Павел сел на лавку у стены — тяжело, как старик.
Долго молчал.
— Она нам ничего не говорила, — сказал он наконец. Голос уже другой — не злой, просто усталый.
— А вы спрашивали? — спросила я. — Не «как дела, мам», а по-настоящему спрашивали — как она, не холодно ли зимой, есть ли кто рядом?
Пауза была долгой.
— Нет, — сказал Илья тихо. За всех троих.
Они ушли от меня молча. Я смотрела в окно, как идут по пыльной деревенской дороге — Павел впереди, Анна и Илья чуть сзади, все трое с опущенными головами.
На следующий день они пошли к Шуре. Я не знаю, что там говорилось — не слышала, не видела. Только потом Шура зашла ко мне за вечерними таблетками и сказала, не глядя особо:
— Помирились. Павел прощения просил. Плакал даже.
— Ну и слава богу, — сказала я.
— Сказали, что помогут с ремонтом избы. Илья строитель, говорит, крышу перекроют по осени.
Она помолчала, теребя ручку сумки.
— Валентина Семёновна, а Мария правда не обижалась на них? За то, что не приезжали?
Я подумала. Можно было сказать что-то утешительное, необязательное. Но Шура заслуживала правды.

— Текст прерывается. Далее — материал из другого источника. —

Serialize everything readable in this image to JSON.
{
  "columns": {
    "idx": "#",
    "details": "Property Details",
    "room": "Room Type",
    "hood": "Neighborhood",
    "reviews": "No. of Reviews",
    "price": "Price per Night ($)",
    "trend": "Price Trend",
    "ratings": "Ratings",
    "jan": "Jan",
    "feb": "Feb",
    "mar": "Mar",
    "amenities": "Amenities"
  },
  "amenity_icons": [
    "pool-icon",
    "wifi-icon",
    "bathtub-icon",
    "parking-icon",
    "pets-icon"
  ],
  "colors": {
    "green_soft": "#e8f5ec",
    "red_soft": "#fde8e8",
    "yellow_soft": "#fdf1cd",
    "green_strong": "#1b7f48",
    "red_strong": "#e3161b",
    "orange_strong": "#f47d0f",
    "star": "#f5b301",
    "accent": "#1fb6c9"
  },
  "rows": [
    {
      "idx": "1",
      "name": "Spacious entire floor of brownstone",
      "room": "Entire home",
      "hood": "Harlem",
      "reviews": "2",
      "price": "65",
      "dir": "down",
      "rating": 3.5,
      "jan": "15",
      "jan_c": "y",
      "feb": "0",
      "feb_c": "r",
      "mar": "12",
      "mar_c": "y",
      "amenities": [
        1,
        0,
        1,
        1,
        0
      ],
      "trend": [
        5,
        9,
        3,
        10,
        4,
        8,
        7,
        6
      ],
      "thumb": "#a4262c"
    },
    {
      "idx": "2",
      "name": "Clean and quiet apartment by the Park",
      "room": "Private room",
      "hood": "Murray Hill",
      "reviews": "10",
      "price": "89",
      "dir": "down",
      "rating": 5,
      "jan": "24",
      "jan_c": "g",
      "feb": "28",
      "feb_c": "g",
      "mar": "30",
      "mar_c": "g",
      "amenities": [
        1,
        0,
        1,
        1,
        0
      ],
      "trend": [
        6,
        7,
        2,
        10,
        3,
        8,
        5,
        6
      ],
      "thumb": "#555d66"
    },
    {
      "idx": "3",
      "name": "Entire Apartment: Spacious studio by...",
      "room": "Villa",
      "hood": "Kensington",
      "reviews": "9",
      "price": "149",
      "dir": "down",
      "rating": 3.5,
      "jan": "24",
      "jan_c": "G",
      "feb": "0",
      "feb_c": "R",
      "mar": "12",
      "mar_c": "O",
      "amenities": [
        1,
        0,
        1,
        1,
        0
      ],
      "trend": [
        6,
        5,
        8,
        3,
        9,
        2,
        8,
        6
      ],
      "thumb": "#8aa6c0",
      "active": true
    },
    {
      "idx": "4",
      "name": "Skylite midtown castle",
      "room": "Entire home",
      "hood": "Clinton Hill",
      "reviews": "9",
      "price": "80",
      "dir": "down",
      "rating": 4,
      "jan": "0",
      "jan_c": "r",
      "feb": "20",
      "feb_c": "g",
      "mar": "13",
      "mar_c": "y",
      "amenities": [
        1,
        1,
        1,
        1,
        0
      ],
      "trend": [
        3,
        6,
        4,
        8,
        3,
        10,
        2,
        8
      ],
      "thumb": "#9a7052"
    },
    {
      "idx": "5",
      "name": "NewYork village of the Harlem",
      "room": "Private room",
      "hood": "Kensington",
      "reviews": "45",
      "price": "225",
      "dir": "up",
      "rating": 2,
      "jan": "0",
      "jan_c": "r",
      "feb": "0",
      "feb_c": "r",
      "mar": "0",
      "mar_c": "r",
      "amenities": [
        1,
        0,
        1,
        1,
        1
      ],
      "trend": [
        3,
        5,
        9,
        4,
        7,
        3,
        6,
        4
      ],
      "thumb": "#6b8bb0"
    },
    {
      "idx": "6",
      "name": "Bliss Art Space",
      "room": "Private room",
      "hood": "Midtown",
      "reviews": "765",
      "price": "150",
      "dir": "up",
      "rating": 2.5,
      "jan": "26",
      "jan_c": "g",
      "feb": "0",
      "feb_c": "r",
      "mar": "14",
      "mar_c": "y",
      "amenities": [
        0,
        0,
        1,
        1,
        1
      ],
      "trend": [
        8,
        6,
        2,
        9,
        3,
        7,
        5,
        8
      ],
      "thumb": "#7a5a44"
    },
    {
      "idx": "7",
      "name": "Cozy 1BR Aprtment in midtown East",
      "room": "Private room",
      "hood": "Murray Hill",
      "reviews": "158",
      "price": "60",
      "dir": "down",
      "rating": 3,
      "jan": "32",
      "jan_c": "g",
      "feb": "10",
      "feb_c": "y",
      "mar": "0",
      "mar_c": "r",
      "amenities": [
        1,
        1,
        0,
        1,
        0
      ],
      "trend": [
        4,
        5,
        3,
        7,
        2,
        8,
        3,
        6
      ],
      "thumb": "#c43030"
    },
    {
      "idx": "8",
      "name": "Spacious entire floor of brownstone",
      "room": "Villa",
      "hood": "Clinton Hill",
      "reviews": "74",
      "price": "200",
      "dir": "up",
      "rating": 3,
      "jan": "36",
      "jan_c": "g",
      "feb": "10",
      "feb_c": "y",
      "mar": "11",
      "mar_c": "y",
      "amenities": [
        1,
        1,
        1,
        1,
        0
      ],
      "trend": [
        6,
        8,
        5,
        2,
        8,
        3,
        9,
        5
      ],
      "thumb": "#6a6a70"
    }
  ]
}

— Скучала, — сказала я. — Очень скучала. Но не обижалась. Говорила: «Они хорошие, просто жизнь у них там своя». Она умела прощать, Мария наша.
Шура кивнула и вышла.
Я ещё долго сидела у окна. На улице клонилось к вечеру июньское солнце, тени от берёз вытянулись через всю дорогу. Где-то за огородами кричали дети — соседские внуки приехали на лето.
Думала я о том, что завещание — это не про дом. Никогда не про дом. Это про то, кто был рядом. Кто пришёл в метель. Кто читал вслух, когда глаза уже не видели. Кто пел старые песни.
Дом — это просто способ сказать спасибо. Единственный, который у Марии оставался.